Lloyd touched his ankle monitor and looked up to see Marvin staring down at him from the top bunk.
“Don’t mess with that,” Marvin warned. “It’s got an anti-tamper circuit wired into the clasp. You can trash it with a hacksaw and some serious elbow grease, but Varden will have you back in cuffs faster than you can say ‘oh shit.'”
“Can Varden really track us with this?”
“Like a deer in a rifle scope.”
Marvin opened the chapter summary again. “You play football?”
“I played a little college ball.”
“You must have played linebacker. You got the shoulders for it.”

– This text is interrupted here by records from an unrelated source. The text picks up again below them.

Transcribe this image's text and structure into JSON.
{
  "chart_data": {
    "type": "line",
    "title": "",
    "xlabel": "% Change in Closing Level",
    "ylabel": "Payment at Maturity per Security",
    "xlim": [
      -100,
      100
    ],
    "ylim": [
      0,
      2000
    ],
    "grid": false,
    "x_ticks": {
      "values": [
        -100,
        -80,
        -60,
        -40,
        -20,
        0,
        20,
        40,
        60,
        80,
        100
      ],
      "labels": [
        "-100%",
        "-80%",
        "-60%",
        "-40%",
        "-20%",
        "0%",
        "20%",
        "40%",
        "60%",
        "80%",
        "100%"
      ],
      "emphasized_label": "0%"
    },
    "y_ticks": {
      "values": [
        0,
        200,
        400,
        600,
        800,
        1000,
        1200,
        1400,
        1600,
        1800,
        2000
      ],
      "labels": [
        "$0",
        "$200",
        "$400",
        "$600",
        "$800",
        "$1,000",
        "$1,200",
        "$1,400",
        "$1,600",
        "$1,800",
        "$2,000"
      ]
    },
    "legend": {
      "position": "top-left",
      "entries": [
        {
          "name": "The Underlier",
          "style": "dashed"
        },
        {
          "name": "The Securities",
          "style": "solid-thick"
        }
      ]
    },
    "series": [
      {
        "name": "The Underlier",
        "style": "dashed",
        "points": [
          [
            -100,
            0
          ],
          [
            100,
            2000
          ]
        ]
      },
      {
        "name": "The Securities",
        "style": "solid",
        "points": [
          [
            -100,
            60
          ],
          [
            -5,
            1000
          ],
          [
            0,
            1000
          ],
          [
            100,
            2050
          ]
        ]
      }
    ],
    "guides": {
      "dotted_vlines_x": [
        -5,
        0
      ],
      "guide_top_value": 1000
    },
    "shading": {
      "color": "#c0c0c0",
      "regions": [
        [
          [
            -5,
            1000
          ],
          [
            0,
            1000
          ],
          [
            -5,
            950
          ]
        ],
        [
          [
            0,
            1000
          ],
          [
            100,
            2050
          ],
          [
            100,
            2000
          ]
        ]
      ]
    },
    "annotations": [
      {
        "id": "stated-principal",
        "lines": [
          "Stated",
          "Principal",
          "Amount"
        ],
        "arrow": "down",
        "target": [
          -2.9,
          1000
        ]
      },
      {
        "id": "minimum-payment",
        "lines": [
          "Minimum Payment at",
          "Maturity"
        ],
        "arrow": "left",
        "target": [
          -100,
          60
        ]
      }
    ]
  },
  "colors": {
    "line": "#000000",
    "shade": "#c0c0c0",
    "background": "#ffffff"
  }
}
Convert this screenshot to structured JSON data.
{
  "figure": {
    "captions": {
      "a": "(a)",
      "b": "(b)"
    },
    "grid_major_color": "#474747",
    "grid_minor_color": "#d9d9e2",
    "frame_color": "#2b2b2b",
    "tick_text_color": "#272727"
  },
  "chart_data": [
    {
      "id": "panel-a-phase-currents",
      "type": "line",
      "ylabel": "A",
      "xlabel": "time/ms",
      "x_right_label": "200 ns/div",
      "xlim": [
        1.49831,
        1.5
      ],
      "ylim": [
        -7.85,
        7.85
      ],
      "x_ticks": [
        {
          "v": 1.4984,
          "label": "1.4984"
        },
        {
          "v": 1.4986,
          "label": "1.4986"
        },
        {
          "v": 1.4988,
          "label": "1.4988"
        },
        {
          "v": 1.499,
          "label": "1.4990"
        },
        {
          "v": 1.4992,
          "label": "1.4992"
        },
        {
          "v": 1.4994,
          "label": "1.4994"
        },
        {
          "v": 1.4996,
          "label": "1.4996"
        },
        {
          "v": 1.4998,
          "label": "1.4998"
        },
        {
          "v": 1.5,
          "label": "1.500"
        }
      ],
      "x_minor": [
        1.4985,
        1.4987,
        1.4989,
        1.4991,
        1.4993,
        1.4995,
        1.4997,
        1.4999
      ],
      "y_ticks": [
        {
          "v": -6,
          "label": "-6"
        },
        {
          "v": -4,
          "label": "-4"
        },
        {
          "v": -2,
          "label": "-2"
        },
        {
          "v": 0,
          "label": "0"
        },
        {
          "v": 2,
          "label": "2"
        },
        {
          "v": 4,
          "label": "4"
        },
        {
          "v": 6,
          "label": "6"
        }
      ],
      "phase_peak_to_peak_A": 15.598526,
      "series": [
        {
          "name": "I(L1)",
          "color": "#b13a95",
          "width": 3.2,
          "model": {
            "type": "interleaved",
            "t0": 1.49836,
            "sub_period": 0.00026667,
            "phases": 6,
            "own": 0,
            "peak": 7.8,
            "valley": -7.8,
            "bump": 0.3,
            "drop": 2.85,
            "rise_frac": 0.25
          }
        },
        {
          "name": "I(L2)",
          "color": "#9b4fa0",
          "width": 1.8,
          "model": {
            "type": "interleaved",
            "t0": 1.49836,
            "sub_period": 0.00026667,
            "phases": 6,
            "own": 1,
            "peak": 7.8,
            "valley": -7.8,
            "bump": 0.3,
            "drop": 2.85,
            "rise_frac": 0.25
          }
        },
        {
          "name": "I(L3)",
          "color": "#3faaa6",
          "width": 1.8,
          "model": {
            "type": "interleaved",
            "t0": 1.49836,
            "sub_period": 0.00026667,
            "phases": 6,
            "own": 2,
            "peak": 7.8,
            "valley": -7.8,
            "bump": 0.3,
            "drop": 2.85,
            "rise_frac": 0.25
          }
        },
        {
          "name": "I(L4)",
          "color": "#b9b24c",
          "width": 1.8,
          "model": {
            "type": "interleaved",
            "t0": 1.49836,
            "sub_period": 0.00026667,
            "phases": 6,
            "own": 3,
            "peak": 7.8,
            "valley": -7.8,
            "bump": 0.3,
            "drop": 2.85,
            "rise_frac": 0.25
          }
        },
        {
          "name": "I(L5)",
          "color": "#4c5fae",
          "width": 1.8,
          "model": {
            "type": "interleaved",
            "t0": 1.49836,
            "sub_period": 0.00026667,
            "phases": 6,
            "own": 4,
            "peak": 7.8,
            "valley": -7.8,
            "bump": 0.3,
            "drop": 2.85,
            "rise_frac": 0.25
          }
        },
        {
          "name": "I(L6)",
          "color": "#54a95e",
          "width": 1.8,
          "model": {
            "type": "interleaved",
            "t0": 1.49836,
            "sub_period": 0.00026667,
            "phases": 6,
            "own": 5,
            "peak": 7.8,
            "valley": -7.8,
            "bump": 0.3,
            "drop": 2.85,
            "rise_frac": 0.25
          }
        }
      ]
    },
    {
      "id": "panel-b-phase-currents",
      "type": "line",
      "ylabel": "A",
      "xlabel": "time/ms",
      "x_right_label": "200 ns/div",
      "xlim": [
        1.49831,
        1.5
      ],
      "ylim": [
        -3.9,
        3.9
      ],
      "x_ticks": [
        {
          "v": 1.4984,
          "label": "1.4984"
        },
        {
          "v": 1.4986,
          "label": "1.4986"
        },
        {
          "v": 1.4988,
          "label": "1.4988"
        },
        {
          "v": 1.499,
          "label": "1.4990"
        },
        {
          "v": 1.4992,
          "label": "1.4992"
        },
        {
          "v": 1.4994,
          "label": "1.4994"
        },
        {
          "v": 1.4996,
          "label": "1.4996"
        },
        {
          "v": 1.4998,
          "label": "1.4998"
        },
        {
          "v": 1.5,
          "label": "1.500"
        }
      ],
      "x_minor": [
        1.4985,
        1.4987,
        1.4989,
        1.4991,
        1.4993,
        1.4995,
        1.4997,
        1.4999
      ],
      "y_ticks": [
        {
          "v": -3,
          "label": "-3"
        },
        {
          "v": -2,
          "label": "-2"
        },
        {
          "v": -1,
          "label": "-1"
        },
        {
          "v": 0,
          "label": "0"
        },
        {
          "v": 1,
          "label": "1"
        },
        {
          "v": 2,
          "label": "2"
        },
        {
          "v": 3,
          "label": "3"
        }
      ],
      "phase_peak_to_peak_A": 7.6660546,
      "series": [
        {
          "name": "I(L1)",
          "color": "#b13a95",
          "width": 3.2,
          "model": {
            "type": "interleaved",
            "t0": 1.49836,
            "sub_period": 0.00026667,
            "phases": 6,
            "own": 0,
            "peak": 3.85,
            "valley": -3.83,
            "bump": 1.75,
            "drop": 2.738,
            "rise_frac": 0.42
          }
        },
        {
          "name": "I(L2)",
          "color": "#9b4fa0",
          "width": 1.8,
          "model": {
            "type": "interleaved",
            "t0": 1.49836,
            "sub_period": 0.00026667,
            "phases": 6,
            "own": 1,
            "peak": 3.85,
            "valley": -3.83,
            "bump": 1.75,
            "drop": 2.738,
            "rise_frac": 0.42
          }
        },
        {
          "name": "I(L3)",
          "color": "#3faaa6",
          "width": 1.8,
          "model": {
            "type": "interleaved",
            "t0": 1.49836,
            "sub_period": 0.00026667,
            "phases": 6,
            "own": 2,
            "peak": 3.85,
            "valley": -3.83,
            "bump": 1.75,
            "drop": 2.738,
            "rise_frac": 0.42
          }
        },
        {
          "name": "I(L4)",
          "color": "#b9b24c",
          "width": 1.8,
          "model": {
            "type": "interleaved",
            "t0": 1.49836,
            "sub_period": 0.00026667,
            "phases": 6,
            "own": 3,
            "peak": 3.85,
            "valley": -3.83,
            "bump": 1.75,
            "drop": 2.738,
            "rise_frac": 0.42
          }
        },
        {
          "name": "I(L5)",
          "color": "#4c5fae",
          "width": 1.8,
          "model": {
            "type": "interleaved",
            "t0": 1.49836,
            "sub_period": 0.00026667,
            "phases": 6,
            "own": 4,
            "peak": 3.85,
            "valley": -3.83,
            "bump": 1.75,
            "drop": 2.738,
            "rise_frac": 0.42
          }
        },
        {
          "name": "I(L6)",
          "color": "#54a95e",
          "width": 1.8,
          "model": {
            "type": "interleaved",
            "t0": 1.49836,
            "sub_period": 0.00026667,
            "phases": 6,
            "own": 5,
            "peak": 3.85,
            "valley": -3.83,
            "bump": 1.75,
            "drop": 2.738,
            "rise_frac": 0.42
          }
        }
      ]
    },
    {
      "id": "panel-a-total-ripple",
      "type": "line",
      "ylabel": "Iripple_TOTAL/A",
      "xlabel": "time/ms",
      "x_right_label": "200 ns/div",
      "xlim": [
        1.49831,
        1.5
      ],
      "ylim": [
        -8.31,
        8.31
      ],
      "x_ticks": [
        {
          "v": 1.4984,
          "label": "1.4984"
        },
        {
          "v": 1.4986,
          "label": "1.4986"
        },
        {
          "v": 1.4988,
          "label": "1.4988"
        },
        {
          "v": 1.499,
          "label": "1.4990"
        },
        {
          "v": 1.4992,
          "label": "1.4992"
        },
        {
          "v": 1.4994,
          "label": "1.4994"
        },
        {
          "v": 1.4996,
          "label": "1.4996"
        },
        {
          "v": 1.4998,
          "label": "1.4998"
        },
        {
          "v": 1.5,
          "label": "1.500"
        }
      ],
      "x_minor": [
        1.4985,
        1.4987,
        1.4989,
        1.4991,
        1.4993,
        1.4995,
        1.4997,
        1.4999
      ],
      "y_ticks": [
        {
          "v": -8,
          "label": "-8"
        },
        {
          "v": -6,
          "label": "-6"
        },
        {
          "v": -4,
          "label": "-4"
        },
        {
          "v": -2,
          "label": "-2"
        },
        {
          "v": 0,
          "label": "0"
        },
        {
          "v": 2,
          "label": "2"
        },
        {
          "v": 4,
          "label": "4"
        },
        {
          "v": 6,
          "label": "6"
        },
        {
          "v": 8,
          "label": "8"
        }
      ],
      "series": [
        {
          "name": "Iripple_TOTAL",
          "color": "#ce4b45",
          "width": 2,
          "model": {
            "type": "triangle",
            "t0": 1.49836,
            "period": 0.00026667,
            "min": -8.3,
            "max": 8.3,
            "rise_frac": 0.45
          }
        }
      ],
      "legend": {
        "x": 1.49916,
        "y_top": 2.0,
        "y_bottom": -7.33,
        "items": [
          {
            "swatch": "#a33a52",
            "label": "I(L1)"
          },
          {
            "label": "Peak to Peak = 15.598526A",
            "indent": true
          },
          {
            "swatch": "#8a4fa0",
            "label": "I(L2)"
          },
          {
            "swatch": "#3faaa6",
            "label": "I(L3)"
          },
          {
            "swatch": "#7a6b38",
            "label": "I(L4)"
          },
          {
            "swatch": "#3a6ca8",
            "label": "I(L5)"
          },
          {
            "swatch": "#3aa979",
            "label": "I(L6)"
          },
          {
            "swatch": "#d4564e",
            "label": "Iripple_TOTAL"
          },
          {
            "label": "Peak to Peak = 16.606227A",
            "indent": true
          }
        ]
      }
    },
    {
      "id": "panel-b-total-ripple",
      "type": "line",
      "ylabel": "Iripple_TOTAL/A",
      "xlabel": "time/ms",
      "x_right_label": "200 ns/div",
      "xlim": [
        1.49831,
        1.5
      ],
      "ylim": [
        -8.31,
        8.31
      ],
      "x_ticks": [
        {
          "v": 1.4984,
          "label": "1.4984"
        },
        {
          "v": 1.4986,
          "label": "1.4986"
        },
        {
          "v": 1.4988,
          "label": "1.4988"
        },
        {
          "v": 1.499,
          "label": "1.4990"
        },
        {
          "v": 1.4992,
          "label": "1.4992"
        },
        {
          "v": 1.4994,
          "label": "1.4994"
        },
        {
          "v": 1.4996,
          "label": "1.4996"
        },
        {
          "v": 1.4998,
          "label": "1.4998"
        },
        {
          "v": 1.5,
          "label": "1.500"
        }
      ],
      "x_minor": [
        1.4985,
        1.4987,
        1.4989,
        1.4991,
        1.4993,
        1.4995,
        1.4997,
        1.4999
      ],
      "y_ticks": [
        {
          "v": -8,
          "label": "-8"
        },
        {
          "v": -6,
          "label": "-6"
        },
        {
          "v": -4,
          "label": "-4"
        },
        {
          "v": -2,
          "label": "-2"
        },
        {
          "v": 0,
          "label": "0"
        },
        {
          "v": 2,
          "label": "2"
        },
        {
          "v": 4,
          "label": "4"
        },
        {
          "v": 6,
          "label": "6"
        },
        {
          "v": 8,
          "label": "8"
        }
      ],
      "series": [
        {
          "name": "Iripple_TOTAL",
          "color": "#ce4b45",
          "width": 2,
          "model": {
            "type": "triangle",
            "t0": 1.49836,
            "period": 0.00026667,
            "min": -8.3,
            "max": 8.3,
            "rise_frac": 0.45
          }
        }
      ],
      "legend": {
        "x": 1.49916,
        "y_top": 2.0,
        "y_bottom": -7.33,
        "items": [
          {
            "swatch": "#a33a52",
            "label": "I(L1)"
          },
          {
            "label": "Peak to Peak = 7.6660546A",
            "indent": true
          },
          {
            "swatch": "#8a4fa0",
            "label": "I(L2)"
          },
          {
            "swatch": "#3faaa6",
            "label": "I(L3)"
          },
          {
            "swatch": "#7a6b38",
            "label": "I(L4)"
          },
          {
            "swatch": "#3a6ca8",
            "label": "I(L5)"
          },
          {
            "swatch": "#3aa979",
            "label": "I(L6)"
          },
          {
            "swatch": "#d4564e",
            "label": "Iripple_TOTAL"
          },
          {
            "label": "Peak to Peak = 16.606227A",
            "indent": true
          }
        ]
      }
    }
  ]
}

Lloyd thought about his brother’s offer at the car wash. “Can you spot me some coin?” he asked Marvin straight up.
“You lose your wallet in the rain?”
“I’m good for it.”
Marvin closed the book and reached under his pillow, producing a billfold. He folded a Jackson in half and passed it down to Lloyd. “A white dude asking a brother for a loan? Never thought I’d see the day. Keep this on the down low. I don’t want every motherfucker in here trying to tap me for some paper.”